Eight permanent jobs are likely to be created as a result of the centre.
Honda of the UK Manufacturing (HUM) submitted a planning application for the energy centre, which will generate electricity and hot water through gasification of pre-chipped, clean, recovered wood, on December 17 last year.
In January, Peter Vandeputte, CEO at Pure Green, the firm behind the Cheney Manor biomass application, said their application should be accepted by default if Honda’s was given the green light, given their similarity.
“I am very happy with this decision because this is gasification, a new technology,” he said. “There is no burning of wood.
“They will heat the wood until gas is released from it. It is this gas which is then burnt to create the energy. The only thing coming out the chimney will be CO2 mainly.”
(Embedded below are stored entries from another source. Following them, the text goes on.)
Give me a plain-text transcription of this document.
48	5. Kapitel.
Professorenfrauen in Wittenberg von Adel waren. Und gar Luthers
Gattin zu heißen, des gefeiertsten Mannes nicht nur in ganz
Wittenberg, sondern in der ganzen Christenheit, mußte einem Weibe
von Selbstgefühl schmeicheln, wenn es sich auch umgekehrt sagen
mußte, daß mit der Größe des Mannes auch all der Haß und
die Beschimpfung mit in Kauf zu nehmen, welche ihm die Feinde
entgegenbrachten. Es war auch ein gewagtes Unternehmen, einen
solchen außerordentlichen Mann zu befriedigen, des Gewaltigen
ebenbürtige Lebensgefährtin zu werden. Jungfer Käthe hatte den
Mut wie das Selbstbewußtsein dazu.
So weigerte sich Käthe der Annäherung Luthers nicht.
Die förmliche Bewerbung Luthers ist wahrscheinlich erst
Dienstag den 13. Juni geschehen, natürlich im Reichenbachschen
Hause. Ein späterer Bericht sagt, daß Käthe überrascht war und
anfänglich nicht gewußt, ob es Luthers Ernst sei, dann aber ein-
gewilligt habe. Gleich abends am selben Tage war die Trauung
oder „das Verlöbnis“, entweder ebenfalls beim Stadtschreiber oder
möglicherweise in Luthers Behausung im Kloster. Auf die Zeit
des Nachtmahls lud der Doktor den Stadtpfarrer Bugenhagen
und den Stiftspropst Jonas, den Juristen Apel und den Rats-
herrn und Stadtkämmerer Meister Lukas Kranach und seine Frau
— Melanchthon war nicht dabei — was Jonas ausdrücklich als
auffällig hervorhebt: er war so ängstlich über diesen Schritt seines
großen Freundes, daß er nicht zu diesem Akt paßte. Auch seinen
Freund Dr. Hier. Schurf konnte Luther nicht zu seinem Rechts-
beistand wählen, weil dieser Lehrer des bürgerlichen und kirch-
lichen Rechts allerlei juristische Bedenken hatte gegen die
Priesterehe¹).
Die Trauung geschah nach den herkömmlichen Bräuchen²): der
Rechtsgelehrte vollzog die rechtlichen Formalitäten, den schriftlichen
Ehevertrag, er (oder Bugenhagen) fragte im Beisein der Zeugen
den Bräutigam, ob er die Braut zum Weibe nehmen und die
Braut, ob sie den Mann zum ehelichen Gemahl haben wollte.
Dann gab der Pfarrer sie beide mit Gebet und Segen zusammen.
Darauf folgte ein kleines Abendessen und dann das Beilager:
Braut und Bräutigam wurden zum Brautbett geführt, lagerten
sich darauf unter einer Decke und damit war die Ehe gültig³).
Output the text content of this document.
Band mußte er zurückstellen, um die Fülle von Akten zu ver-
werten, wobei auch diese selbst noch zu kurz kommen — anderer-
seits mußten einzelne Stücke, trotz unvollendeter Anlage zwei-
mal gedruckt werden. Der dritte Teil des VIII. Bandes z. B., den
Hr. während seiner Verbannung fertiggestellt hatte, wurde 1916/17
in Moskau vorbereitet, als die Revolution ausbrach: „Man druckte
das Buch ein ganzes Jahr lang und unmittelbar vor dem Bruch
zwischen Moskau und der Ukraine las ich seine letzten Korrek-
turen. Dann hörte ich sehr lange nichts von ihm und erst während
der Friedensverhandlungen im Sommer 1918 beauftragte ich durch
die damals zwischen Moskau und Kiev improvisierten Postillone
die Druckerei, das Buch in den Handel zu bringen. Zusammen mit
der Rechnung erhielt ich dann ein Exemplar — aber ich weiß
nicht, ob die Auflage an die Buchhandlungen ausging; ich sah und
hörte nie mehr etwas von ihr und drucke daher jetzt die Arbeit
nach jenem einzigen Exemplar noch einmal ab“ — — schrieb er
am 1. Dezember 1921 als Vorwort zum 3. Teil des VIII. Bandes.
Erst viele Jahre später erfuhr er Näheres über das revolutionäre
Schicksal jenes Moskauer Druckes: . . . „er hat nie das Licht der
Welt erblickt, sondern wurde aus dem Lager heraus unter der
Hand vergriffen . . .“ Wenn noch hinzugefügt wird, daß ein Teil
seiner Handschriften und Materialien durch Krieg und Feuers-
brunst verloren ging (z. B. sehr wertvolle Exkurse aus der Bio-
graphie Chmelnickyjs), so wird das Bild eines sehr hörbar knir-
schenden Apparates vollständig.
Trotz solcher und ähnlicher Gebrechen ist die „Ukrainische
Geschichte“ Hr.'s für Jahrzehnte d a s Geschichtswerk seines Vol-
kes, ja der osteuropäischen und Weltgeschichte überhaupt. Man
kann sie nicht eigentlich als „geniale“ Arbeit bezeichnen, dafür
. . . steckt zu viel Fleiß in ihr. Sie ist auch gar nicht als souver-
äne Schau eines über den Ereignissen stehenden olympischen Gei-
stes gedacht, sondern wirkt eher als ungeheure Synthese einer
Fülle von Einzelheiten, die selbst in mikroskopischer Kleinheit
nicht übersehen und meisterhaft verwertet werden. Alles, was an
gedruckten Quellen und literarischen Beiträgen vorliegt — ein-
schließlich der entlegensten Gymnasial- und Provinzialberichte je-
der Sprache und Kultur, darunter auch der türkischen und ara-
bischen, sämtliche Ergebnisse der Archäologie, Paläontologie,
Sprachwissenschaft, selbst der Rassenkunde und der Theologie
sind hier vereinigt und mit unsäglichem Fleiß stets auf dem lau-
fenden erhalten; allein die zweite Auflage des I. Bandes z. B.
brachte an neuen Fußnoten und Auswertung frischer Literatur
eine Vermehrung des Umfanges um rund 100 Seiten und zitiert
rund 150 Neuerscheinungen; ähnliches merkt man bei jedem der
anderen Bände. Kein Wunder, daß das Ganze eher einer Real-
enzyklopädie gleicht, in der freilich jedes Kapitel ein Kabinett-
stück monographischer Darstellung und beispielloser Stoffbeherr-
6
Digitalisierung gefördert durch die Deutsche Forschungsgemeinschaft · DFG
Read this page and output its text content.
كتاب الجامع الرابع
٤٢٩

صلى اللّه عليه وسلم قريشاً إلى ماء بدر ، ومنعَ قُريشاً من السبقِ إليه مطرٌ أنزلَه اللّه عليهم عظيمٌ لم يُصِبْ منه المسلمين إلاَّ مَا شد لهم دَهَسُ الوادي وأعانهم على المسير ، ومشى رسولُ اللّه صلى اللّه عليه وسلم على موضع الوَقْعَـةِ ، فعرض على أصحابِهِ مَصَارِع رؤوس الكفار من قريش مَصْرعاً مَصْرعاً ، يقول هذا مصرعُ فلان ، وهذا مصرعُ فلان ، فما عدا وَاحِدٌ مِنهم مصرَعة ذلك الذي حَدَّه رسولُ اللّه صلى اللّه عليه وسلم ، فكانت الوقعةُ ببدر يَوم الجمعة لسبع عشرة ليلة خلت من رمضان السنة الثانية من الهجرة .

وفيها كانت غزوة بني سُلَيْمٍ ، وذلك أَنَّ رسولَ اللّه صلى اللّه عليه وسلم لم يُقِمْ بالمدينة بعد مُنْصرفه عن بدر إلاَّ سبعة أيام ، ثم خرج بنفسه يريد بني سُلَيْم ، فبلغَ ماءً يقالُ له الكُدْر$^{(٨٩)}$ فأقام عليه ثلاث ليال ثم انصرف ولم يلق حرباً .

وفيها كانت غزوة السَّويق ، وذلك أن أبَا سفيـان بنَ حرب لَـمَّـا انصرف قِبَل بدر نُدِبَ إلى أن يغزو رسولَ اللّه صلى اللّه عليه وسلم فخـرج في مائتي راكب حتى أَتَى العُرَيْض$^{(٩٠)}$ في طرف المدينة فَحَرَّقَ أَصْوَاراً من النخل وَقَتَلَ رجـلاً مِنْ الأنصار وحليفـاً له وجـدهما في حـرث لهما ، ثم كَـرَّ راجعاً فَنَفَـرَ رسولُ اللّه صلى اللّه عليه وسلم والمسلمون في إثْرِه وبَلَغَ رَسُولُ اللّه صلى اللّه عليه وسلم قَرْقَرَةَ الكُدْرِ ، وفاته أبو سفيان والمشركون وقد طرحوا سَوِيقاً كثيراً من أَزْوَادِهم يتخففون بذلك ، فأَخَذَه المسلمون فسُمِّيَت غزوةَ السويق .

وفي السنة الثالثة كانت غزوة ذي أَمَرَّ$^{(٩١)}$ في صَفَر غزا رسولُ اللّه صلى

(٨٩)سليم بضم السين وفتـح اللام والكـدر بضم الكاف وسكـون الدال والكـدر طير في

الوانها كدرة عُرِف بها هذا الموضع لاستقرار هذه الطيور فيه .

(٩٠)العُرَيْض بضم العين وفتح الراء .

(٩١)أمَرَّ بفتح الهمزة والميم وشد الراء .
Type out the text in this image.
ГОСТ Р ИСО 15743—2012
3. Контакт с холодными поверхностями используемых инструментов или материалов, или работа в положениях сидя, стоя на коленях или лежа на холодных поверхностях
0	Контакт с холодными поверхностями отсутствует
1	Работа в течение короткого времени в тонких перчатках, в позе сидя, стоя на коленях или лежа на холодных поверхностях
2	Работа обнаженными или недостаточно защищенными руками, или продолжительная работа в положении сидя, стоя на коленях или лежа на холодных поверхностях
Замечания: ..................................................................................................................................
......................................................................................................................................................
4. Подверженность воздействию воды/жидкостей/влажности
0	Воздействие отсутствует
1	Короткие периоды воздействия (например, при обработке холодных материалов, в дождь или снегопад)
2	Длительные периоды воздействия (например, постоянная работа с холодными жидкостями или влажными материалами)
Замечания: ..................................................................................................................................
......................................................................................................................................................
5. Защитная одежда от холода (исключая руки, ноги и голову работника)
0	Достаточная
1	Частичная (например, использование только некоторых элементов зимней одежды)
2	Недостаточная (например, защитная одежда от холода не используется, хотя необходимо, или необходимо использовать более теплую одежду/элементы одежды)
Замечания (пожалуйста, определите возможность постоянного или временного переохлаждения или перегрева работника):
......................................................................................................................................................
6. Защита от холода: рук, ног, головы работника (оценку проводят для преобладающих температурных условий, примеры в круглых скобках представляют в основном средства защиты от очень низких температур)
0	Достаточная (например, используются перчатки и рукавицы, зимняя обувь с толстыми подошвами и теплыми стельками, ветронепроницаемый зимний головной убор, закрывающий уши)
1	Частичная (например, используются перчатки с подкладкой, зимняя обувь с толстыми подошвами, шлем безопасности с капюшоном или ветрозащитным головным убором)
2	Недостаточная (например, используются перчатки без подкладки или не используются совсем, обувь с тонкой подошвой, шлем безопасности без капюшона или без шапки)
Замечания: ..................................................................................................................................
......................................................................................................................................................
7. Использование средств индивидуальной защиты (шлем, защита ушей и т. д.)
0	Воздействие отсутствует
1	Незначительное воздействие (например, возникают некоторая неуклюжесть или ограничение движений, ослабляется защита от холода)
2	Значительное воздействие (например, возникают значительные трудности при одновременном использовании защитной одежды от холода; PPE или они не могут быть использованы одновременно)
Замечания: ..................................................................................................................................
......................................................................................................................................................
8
Coun Moffatt was also confident the decision by planners was a clear sign of encouragement for renewable energy in Swindon, after the widespread opposition to the Cheney Manor plans.
“This is an important statement. It is critical for Swindon Council to support green energy, but we won’t be taken in,” he said.
“We will support genuine green energy and we know the difference.
“What Honda has done is an example to any industry. They researched their subject and understood it completely before they started talking about it with the local community.”
The man leading the project for Honda was unavailable for comment, but Jason Smith, a director at Honda, said: “We are obviously very pleased with the decision and now look forward to turning this plan into a reality.”
A spokeswoman added: “Honda has been working for some time on its strategy to develop a mix of renewable energy technologies, such as solar PV and biomass.
“The energy centre, working in conjunction with the photovoltaic developments, will make Honda’s Swindon plant a global benchmark in energy risk management.”
Barry Thunder, of South Marston Parish Council, said: “We welcome the fact they have got a renewable system which doesn’t impinge on the quality of life in our village.
“Lorry movements are associated with such a thing. “An extra 10 lorries would get lost in the day-to-day transport and not really make anything different for local roads.”
The energy centre will have a gross output of 4.5mw and process 49,000 tonnes of pre-chipped, clean, recovered wood per year.
The proposed energy centre will consistently supply electricity directly into the operation, providing the Honda site’s base load energy requirement, and generating the equivalent of 30 per cent of the site’s total annual electricity demand.
The centre will be built at the northernmost border of the Honda site, on an area of land protruding into the South Marston Industrial Park.
The one chimney at the centre will measure 26 metres in height, three metres than existing stacks located in the main body of the manufacturing site.